Yalnızlığa mahkum bir hayatınız olsa korkarak yaşar mıydınız? Yalnızlığın hüküm sürdüğü bir dünya hayal edin. Alışılmışın dışında arkadaşlıklar, dostluklar ve belki de aşklar. En yakın arkadaşınız ve ya hayatınızı adadığınız bir kadın. Yine de yalnız olur muydunuz? Belki de hayatınıza giren insanların sizin yalnız olmanızla uzaktan yakından hiç bir alakası yoktur. Belki de hayatınıza giren insanlar sizi yalnızlığa sürüklemiş olabilir.
"Bahaneler üretilir, üretildikçe çoğalır. Bir şeylere başlamadan önce bahane üretmeyi bırakın."
Anlamsızlıklar çoğalır çoğaldıkça her şey anlamsız hâle bürünür. Korkuyla yaşamanın ne anlamı var? Kuşkuyla uyanmanın ya da şüphelerle uyuklamanın anlamı ne? Bir doğruya odaklı ilerlemenin yararı ne? İstenildiği gibi yaşamak varken neden tutunur insan saçma sapan bahanelere?
"İstediğin gibi yaşa, istediğin gibi sürdür ve istediğin gibi öl."

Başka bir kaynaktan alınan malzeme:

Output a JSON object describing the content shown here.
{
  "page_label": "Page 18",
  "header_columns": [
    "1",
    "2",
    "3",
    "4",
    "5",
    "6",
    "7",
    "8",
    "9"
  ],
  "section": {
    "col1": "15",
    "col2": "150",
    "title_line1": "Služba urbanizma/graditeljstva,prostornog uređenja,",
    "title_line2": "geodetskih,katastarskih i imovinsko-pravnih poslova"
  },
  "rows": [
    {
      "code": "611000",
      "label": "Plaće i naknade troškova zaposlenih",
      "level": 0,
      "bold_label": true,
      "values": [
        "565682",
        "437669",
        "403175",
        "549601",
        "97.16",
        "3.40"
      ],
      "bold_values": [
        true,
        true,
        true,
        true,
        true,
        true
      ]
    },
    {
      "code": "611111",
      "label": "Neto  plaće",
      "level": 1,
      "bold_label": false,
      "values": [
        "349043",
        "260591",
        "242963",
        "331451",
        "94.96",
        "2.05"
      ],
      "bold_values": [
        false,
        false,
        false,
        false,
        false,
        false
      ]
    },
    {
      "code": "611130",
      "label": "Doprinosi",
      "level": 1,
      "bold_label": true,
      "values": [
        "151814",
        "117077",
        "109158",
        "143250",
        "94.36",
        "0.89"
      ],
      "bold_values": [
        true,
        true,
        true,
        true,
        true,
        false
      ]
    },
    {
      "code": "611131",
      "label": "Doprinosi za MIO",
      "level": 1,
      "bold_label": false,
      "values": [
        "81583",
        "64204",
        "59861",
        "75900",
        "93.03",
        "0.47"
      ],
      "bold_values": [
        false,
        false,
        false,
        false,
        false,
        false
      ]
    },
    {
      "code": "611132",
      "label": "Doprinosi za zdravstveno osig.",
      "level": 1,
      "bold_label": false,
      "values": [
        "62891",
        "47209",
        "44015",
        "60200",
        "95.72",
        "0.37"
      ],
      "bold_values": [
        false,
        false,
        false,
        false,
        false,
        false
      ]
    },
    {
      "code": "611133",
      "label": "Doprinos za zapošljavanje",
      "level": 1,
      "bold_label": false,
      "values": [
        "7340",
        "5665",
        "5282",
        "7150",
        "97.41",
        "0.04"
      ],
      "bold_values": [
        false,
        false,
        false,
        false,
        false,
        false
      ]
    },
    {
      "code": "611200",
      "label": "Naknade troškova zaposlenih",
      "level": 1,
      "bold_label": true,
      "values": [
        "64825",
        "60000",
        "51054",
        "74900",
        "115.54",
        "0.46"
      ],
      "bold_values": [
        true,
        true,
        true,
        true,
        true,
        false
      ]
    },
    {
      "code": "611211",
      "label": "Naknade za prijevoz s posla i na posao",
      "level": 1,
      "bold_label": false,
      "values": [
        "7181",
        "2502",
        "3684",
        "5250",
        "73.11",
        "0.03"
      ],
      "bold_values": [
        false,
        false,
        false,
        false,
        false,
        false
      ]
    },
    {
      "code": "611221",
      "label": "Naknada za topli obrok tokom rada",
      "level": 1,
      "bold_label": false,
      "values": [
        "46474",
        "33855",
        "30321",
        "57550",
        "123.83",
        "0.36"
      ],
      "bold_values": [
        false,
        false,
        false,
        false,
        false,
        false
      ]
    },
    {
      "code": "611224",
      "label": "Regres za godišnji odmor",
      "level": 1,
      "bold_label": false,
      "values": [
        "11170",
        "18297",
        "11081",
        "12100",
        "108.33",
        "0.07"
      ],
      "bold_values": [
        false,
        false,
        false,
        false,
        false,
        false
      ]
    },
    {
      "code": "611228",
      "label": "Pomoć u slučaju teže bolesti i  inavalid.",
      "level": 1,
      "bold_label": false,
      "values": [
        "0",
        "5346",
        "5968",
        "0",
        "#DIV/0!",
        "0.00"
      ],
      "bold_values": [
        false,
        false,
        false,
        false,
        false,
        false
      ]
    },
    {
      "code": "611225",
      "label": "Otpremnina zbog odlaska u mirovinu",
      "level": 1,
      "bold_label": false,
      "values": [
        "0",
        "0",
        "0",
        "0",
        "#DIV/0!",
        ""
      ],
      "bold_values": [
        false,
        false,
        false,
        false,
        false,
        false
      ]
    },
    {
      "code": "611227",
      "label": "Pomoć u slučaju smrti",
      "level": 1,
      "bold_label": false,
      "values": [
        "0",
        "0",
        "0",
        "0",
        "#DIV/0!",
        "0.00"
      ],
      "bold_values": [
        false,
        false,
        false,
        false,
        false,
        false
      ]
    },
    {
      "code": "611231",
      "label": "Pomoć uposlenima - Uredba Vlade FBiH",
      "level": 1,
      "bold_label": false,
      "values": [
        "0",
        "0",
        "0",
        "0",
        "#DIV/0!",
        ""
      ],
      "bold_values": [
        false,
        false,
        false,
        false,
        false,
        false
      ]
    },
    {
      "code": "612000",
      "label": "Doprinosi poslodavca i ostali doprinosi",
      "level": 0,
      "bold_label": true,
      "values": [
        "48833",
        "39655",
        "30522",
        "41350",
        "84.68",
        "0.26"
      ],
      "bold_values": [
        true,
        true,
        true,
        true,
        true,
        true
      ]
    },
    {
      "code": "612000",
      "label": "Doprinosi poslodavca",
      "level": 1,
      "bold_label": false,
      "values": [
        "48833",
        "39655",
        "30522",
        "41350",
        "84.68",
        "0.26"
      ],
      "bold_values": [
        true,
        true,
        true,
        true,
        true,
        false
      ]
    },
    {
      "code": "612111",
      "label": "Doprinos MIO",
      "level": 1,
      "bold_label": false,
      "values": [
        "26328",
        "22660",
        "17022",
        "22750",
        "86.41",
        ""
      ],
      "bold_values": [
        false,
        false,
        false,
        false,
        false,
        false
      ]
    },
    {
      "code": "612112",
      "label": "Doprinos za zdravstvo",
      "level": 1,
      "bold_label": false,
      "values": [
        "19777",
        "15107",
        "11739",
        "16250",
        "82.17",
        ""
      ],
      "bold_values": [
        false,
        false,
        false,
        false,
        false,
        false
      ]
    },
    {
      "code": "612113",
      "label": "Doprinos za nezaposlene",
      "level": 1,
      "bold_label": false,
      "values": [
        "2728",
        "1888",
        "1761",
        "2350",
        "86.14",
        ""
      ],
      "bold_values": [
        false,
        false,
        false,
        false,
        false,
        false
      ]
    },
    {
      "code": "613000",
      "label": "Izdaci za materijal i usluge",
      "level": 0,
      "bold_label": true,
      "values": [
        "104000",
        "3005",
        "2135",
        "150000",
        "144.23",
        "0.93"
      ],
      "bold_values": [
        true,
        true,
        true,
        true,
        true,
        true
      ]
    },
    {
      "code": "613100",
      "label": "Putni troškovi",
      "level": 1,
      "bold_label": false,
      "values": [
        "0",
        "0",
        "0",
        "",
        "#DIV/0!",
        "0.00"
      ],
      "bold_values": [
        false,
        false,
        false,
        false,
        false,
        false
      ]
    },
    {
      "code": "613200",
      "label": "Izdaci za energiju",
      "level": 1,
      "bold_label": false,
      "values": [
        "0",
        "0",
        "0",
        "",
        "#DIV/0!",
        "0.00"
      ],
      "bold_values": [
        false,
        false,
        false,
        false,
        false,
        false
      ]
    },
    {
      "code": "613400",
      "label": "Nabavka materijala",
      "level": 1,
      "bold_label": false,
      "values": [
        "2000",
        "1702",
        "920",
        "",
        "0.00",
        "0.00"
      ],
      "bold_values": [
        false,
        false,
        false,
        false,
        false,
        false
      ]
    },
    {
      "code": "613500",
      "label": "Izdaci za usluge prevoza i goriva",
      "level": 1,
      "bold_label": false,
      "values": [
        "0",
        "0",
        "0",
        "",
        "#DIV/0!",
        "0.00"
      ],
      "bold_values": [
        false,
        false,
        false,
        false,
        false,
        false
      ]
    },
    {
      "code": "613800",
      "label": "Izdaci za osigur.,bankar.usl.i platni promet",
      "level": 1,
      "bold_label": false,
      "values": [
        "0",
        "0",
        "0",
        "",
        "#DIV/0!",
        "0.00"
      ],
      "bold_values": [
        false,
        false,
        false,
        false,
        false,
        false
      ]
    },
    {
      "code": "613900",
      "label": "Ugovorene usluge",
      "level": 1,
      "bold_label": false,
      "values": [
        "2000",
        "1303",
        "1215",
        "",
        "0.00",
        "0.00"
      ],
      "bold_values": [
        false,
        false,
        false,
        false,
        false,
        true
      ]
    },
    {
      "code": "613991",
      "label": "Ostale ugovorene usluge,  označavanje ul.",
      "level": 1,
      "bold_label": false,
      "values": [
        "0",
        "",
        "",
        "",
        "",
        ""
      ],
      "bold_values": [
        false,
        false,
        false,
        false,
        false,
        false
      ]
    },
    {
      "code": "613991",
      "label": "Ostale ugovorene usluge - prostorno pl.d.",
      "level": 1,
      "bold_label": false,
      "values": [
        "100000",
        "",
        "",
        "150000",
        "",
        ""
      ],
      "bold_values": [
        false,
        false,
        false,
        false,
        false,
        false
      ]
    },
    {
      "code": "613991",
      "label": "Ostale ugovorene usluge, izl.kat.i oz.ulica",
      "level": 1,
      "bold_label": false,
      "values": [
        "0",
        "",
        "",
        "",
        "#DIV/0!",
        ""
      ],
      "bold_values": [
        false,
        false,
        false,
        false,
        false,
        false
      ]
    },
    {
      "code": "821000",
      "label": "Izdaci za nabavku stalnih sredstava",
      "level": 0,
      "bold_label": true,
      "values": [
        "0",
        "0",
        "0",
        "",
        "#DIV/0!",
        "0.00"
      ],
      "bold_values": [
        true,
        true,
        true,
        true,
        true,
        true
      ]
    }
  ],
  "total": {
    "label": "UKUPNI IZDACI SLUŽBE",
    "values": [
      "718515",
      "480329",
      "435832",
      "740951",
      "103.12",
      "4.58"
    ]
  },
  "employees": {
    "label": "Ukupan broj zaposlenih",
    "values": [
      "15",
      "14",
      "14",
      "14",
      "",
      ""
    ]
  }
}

Gidebilmek bu kadar kolayken insanı tutan şey ne? Kimse kimseyi umursamıyorken bu bağlılık niye? Hiç beklemediğiniz anda beliren o ışık süzmesine doğru yürüyün. Karanlıkta kalmaktan hatta karanlığa bürünmekten daha iyi geleceğine eminim. Bazen delirecek gibi olur ya insan ufak bir şeyden ya da sebepsiz. Anlam veremez hiçbir şeye. Neden diye sorgular durmadan. Ne yapacağını bilemez de sinirini başka bir şeyden çıkarır ya hani. Belki de o an duramaz ve öfkesi kendini hatta çevresindekileri etkiler. Sevilebilmek bu kadar kolayken uzaklaşmak neden?
"Ruhunuza sahip çıkın ki size güzel şeyler sunabilsin."